13 juin 1966 : une décision qui a changé l’histoire des procédures judiciaires américaines

Le 13 juin 1966, la Cour suprême des États-Unis a rendu une décision historique dans l’affaire Miranda v. Arizona – un arrêt qui a transformé les règles de la justice pénale et est devenu un symbole mondial des droits civiques.

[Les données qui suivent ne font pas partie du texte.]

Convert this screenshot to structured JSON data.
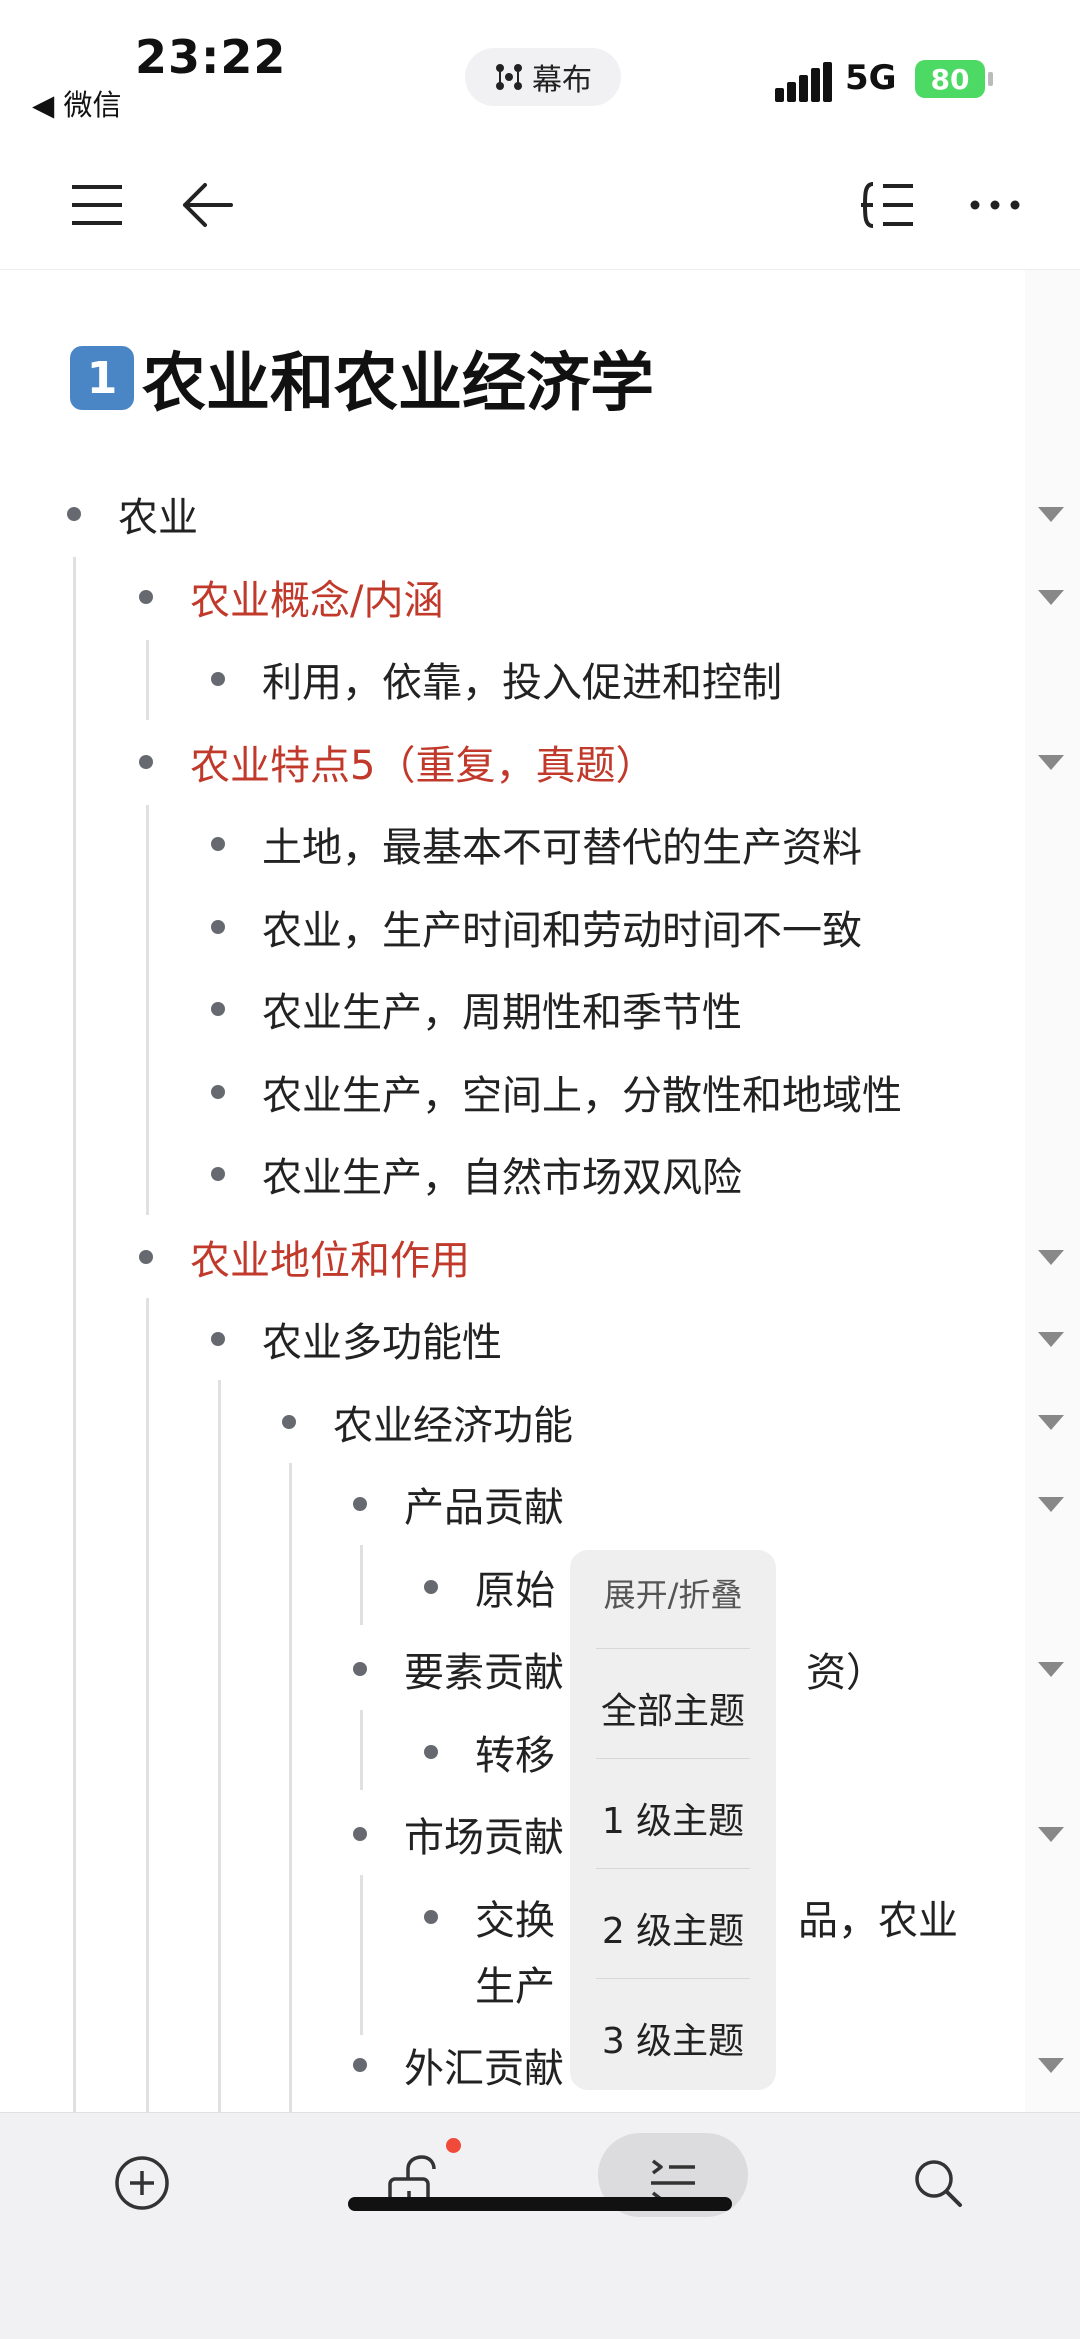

Qu’est-ce que l’affaire Miranda ?

En mars 1963, la police de Phoenix, en Arizona, arrête un jeune homme nommé Ernesto Miranda (23 ans), l’accusant d’enlèvement et d’agression sexuelle. Après quatre heures d’interrogatoire – durant lesquelles il n’a pas été informé de ses droits –, Miranda avoue les faits et est condamné à 20 ans de prison. Son avocat fait appel, arguant que ses aveux ont été obtenus sans qu’il ait été informé de ses droits légaux.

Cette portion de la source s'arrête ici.